In the morning, we found out that the birds had actually arrived that Friday (!) but the sighing adolescent had failed to take a message. So we picked them up and put them in temporary housing, a tub:
Considering that Cornish Rock crosses grow exponentially, this was not a long-term solution. So Mark set out to find one.
Sunday morning, he drew up his plan...
(The thing at the top is for a roof vent for better air flow to keep the birds cool.)
Then he got to work.
It was a gorgeous, breezy, low-humidity blue-sky day, which we haven't had many of this year. And I'm not going to lie: I think Mark is looking pretty hunky these days, and I enjoyed the view all day.
He worked for about 10 or 11 hours straight. Here he's laid out an 8 x 12 foot frame with pressure-treated 4 x 4s and 2 x 4s in between.
Then plywood:
A chick or two came to check on the progress.
Mixed in with the meat birds are five araucana chicks (the egg layers that lay blue eggs), extras that the feed store was trying to get rid of. They look like chipmunks at this age.
Anyway, work continued.
Uprights made from some random spare wood we had. (People driving by thought we were building a tee pee.)
Roy, Bo and Ed found the nail gun noises captivating.
The chickens offered their advice and encouragement.
Our quality-control hen:
Our OSHA hen:
I went to work the next day, and when I came home, the thing was finished. Mark dragged it out back with the tractor, and the chicks got a new home.

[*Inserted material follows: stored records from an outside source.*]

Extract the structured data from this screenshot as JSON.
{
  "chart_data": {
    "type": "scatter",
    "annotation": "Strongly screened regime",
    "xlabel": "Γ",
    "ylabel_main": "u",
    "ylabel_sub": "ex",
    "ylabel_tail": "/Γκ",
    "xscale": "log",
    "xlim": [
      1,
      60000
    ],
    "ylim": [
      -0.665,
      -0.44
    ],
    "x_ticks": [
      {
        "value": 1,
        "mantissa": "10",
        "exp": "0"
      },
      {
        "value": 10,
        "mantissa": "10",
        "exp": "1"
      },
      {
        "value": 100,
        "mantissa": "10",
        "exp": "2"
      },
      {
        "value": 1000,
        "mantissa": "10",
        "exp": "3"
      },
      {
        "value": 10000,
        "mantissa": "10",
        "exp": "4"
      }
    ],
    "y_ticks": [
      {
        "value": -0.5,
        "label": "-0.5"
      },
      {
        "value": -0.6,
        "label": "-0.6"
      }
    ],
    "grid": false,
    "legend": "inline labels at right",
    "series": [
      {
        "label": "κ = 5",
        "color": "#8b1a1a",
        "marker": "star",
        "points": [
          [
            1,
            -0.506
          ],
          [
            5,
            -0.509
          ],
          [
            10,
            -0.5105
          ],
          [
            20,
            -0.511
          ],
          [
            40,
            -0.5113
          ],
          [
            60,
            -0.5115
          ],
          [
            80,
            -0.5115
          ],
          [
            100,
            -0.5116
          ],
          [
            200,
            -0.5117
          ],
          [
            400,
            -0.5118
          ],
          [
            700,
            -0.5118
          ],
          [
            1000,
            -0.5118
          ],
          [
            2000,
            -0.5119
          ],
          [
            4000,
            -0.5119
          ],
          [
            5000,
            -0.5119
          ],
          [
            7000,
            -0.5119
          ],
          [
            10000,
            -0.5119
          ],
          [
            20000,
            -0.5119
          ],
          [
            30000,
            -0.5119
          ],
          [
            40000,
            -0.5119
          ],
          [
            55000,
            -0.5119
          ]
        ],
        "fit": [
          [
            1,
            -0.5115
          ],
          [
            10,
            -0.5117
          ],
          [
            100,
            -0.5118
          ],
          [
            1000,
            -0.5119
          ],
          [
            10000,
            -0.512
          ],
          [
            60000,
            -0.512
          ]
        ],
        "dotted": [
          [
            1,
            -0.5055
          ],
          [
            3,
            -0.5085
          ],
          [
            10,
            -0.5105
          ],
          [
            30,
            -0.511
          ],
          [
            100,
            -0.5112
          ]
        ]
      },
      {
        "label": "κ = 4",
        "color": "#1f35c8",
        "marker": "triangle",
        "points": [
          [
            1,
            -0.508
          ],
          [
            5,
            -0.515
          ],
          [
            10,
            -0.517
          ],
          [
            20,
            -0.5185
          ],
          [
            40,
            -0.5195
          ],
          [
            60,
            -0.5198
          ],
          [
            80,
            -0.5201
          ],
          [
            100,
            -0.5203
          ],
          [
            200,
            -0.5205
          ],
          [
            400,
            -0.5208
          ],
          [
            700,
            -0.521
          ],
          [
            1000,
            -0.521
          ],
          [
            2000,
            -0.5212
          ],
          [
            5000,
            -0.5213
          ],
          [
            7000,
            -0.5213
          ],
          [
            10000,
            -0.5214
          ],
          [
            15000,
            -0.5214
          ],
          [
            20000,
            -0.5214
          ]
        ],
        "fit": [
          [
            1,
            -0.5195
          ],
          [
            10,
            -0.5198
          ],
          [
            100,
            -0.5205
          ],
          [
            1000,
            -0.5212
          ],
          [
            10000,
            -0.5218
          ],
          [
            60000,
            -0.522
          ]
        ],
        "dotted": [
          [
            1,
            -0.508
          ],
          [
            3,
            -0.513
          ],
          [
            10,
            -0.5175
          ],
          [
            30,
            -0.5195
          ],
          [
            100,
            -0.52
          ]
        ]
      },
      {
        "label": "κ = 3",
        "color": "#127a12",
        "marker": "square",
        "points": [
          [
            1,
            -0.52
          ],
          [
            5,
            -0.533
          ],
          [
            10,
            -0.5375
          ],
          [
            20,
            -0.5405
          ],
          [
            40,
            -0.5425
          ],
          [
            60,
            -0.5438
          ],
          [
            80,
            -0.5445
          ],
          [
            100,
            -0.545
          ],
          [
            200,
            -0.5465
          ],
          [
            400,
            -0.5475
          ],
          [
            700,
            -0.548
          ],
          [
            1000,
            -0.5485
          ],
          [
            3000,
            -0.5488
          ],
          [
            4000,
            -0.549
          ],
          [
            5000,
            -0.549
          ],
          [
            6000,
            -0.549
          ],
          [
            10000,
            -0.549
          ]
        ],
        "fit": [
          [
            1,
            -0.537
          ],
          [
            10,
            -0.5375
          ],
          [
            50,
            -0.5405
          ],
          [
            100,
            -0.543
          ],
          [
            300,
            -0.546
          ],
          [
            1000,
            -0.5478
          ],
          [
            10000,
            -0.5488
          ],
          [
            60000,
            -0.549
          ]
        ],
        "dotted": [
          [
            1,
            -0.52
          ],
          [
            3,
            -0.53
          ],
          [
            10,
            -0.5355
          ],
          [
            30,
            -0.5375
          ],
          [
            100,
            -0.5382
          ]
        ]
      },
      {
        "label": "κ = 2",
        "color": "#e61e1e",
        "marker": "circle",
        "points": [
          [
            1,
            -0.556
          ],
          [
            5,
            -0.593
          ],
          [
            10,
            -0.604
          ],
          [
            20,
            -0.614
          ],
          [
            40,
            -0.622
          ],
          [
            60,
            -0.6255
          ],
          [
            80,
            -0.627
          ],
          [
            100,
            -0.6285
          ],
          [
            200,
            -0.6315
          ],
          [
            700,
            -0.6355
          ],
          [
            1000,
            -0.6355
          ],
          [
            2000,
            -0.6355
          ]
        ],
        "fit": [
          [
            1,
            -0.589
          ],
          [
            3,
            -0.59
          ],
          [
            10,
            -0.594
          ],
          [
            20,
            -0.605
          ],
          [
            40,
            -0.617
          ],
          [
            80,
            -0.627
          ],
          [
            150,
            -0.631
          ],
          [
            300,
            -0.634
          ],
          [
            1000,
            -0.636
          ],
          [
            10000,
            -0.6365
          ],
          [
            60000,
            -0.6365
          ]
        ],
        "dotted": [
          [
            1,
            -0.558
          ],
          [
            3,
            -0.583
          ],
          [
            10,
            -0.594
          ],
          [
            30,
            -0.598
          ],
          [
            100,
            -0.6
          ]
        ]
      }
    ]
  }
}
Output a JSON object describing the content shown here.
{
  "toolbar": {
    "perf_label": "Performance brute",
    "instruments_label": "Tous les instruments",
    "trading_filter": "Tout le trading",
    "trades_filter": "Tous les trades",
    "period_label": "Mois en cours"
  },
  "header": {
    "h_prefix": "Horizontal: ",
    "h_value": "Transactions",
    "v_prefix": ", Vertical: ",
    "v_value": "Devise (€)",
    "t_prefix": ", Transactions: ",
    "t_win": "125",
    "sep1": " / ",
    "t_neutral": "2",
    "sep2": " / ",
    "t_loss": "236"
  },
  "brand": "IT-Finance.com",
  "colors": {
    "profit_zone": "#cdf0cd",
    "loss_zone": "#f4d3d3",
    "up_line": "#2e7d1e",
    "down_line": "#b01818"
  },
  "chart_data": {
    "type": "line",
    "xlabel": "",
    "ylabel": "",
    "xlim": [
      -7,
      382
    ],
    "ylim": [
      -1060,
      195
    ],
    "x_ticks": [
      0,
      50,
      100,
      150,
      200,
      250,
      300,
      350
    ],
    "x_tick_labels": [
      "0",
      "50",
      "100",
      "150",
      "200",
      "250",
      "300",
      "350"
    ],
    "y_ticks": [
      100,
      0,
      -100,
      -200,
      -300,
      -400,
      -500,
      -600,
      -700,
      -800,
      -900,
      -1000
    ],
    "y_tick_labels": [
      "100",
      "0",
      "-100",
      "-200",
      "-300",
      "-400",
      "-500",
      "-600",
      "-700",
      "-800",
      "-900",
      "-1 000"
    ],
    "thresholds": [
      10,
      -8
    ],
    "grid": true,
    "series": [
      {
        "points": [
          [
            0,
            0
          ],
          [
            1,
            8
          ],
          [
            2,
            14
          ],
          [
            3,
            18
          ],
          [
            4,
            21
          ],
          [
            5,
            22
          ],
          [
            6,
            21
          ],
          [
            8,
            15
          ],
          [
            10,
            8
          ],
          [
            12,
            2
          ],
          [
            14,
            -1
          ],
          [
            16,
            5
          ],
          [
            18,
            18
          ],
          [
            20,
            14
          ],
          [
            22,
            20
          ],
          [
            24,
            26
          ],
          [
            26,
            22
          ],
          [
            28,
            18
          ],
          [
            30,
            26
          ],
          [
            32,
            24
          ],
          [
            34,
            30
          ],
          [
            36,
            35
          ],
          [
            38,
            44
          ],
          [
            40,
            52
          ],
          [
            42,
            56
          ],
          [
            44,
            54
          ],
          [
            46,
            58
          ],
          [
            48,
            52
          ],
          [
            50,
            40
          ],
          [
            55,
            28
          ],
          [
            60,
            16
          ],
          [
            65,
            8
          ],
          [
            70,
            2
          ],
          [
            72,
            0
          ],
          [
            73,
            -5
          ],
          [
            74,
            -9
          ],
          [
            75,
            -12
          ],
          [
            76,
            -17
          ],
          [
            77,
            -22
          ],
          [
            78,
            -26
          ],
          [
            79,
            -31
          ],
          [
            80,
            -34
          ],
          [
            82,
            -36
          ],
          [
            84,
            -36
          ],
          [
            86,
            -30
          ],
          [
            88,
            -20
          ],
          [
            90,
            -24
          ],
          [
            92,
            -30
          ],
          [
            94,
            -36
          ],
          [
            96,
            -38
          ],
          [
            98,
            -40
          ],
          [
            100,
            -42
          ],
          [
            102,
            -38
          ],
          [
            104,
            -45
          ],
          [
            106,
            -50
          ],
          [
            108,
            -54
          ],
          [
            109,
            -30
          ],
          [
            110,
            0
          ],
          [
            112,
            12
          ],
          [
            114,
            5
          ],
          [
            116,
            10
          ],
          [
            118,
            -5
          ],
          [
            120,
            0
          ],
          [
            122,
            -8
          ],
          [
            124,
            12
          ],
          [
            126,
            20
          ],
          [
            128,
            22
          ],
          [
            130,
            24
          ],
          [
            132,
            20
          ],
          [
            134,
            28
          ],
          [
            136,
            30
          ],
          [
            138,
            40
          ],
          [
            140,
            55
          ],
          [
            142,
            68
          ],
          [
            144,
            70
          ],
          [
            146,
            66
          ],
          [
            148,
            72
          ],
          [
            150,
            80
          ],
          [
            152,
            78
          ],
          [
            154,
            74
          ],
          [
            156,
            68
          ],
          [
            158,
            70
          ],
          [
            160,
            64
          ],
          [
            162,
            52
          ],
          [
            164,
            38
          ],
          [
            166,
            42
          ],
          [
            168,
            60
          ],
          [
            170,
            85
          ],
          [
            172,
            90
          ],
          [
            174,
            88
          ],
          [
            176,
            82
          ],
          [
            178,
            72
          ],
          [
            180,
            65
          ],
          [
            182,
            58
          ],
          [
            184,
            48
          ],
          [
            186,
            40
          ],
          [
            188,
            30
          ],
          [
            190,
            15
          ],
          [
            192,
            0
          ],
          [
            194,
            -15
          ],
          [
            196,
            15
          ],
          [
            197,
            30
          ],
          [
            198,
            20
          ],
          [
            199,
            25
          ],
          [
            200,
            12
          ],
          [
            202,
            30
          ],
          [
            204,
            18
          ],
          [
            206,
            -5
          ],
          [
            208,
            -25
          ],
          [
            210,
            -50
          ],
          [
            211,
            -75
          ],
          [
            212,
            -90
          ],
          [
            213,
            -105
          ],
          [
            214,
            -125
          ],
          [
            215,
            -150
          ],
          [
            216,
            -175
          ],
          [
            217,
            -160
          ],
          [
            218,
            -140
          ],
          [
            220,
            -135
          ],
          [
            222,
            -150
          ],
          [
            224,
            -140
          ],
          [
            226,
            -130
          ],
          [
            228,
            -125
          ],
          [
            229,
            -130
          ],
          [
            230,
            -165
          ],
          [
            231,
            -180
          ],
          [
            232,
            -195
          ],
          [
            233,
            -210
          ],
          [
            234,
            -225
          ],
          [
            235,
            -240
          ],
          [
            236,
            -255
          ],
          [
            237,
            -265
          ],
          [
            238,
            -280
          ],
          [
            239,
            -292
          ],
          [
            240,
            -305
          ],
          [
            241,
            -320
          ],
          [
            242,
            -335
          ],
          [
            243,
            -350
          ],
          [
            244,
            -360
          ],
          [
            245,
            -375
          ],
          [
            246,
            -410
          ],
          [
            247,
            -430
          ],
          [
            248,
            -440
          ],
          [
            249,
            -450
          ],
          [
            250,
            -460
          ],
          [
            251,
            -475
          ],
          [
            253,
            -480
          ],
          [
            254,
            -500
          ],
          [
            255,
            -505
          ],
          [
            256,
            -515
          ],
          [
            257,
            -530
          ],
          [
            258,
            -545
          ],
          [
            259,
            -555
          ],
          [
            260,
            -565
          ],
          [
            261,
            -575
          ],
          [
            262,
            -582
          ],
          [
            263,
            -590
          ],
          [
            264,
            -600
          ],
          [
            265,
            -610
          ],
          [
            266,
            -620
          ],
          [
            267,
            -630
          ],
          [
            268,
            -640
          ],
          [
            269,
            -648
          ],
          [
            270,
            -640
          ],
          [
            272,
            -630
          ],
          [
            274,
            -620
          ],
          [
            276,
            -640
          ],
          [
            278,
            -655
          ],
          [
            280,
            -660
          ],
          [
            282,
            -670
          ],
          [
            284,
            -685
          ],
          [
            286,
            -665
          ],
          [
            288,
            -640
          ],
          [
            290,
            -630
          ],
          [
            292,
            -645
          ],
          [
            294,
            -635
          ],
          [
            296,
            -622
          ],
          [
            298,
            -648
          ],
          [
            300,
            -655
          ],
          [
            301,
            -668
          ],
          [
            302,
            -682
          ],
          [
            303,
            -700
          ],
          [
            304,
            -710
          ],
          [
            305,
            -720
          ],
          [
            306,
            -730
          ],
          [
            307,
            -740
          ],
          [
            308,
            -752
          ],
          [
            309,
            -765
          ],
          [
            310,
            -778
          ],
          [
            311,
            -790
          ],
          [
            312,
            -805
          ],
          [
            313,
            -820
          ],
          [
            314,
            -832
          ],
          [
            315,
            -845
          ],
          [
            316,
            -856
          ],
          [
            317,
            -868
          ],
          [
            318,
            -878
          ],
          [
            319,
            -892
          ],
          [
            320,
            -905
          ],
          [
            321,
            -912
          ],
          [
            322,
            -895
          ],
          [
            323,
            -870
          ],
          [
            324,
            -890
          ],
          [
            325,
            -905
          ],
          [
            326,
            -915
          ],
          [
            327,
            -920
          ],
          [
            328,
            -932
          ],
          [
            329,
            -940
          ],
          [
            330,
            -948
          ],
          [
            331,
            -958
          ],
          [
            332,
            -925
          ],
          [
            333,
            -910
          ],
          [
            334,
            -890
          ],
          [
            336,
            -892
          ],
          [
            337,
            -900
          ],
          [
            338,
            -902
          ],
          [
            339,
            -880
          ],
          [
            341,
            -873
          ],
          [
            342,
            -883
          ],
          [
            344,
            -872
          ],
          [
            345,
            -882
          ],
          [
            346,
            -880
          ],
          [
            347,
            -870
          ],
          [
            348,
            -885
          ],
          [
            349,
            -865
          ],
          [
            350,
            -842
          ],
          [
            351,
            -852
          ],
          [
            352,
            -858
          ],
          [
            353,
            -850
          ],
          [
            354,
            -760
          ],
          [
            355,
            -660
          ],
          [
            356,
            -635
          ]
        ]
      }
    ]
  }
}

The vent works amazingly well. Even when the sun is beating down on the tin, it's cooler inside than out. I don't know if that will continue if we get super-hot weather, but so far, so good.
The purplish tin was leftover from one of Mark's construction jobs.
Mark built them an 18" high chicken wire fence for their run but Lily immediately came by, thinking it was an all-you-can-eat buffet, so we've since upped it to 3 feet of plastic mesh over hog panels. It seems pretty cat proof. Netting over the top (not installed yet) might help with hawks.
I'm happy to report that these birds are loving life right now. We've never tried putting meat birds on pasture; we've been told, and it certainly appeared, that they are too lazy and too heavy to move around. In fact, many people have given us ideas to make them get bigger even faster (birth to slaughter in six weeks, just like Tyson does it!). But we're actually trying to slow them down, to try to minimize health problems, such as broken legs, which have happened in the past. It's very sad and not at all the way I want my food to be raised.
These chicks are out pecking at the dirt, eating bugs and running all over the place, more so every day. They are definitely programmed to eat all the time but we are throwing a lot of their food on the ground so they have to scratch for it, and we're not keeping so much on hand as we did last year.
They're a lot more fun to watch than last year's birds.
I'm interested to see how they end up, both in size and in flavor, not to mention in health. And I should mention that the feed store had more birds to get rid of, so Mark stopped by and bought 50 more, which means we need more housing... They are, however, all spoken for; we're only keeping 20 this year.